While the model demonstrated promising results, it still carries the potential for critical errors in fundamental questions, rendering it unsuitable for clinical practice at this stage. Fine-tuning has inherent limitations; nevertheless, it provides a more cost-effective solution for many companies, albeit requiring substantial resources for cloud computing and obtaining specialized data.

  1. Morgan Stanley: Customizing an Existing LLM through Prompt Engineering:

The most prevalent and cost-effective approach involves customizing an existing LLM through prompt engineering. Morgan Stanley's data scientists meticulously selected 100,000 documents and performed prompt engineering on the GPT-4 model, incorporating crucial knowledge related to investments, general business practices, and investment processes. Within their private cloud, Morgan Stanley created a ChatGPT tool exclusively accessible to their employees, enabling financial advisors to retrieve accurate and readily available internal information. 

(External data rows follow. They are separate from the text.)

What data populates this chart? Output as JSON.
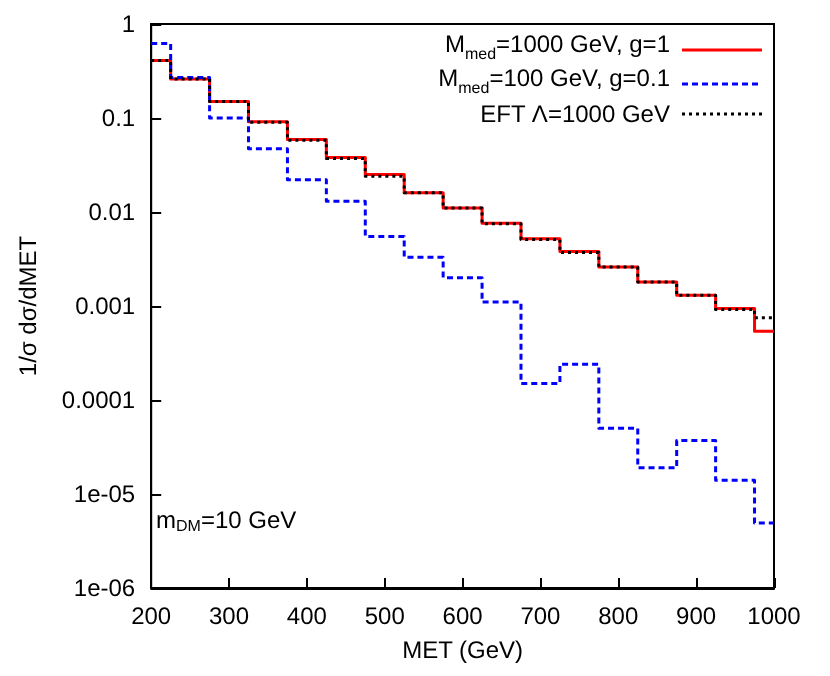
{
  "chart_data": {
    "type": "histogram",
    "xlabel": "MET (GeV)",
    "ylabel": "1/σ dσ/dMET",
    "bins": [
      200,
      225,
      275,
      325,
      375,
      425,
      475,
      525,
      575,
      625,
      675,
      725,
      775,
      825,
      875,
      925,
      975,
      1000
    ],
    "series": [
      {
        "name": "M$_{med}$=1000 GeV, g=1",
        "color": "#ff0000",
        "line_style": "solid",
        "values": [
          0.41,
          0.26,
          0.15,
          0.091,
          0.059,
          0.038,
          0.025,
          0.016,
          0.011,
          0.0076,
          0.0052,
          0.0038,
          0.0026,
          0.0018,
          0.0013,
          0.00094,
          0.00054
        ]
      },
      {
        "name": "M$_{med}$=100 GeV,  g=0.1",
        "color": "#0000ff",
        "line_style": "dashed",
        "values": [
          0.62,
          0.27,
          0.1,
          0.047,
          0.022,
          0.013,
          0.0055,
          0.0033,
          0.002,
          0.0011,
          0.00015,
          0.00024,
          5e-05,
          1.9e-05,
          3.7e-05,
          1.4e-05,
          4.9e-06
        ]
      },
      {
        "name": "EFT Λ=1000 GeV",
        "color": "#000000",
        "line_style": "dotted",
        "values": [
          0.41,
          0.26,
          0.15,
          0.09,
          0.058,
          0.037,
          0.024,
          0.016,
          0.011,
          0.0075,
          0.0051,
          0.0037,
          0.0026,
          0.0018,
          0.0013,
          0.00092,
          0.00075
        ]
      }
    ],
    "xlim": [
      200,
      1000
    ],
    "xticks": [
      200,
      300,
      400,
      500,
      600,
      700,
      800,
      900,
      1000
    ],
    "ylim": [
      1e-06,
      1
    ],
    "yticks": [
      {
        "value": 1e-06,
        "label": "1e-06"
      },
      {
        "value": 1e-05,
        "label": "1e-05"
      },
      {
        "value": 0.0001,
        "label": "0.0001"
      },
      {
        "value": 0.001,
        "label": "0.001"
      },
      {
        "value": 0.01,
        "label": "0.01"
      },
      {
        "value": 0.1,
        "label": "0.1"
      },
      {
        "value": 1,
        "label": "1"
      }
    ],
    "log": "y",
    "grid": false,
    "legend": "top right",
    "marker": "none",
    "annotations": [
      "m$_{DM}$=10 GeV"
    ]
  }
}
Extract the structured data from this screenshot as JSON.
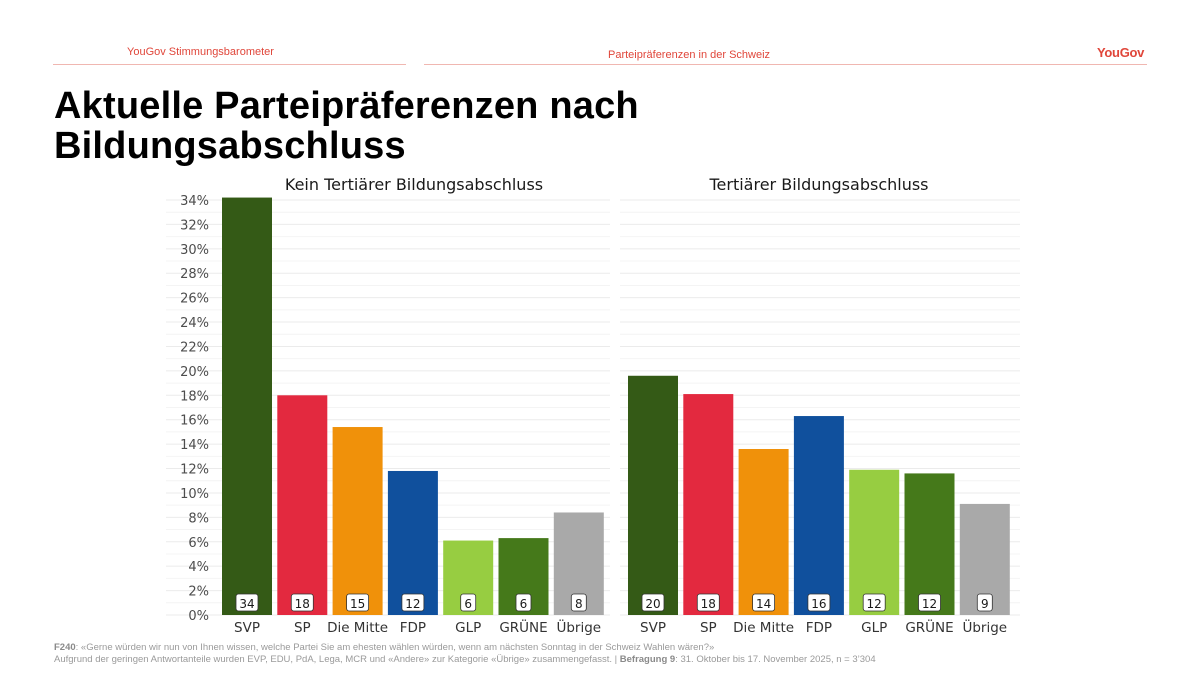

This approach offers a relatively low entry barrier and does not necessitate a substantial amount of data. Additionally, it provides cost advantage in operation. For example, Morningstar, another renowned investment firm, followed a similar approach by adjusting 10,000 documents for the GPT-4 model and granting access to financial advisors and clients. In the initial month of use, the system, referred as "Mo"  answered 25,000 questions at an average cost of approximately $0.002 per question, resulting in a total operational cost of merely $3,000 monthly. 

Quality over Quantity

When it comes to generative AI, ensuring high-quality content is crucial before customizing LLMs, much like traditional knowledge management where documents were loaded into discussion databases. Morgan Stanley provides an example of this practice, employing a group of around 20 knowledge managers in the Philippines who continuously evaluate documents based on multiple criteria to determine their suitability for integration into the GPT-4 system. Many companies without well-curated content will face challenges in achieving this level of quality for their specific purposes.

Furthermore, it is widely acknowledged that Generative AI models can occasionally produce incorrect or nonexistent information, leading to what is commonly known as "hallucinations." To ensure accurate responses, Morgan Stanley has developed a set of 400 "golden questions" with known correct answers. The system is piloted for several months by 300 financial advisors, and whenever any changes are made, employees test it against the golden questions to identify any instances of "regression" or less accurate answers. This rigorous evaluation process helps maintain the reliability and precision of the system's responses.

The Path to Leveraging Generative AI in Business

While many companies are optimistic about the long-term vision of improving employee productivity and customer experiences through Generative AI, it is important to note that the transformation of internal data into Generative AI entails significant capital investment and other entry barriers. However, the industry believes that as more AI tech companies enter the competition, the training methods and costs of LLMs will decrease in the next three years, making them more accessible to businesses.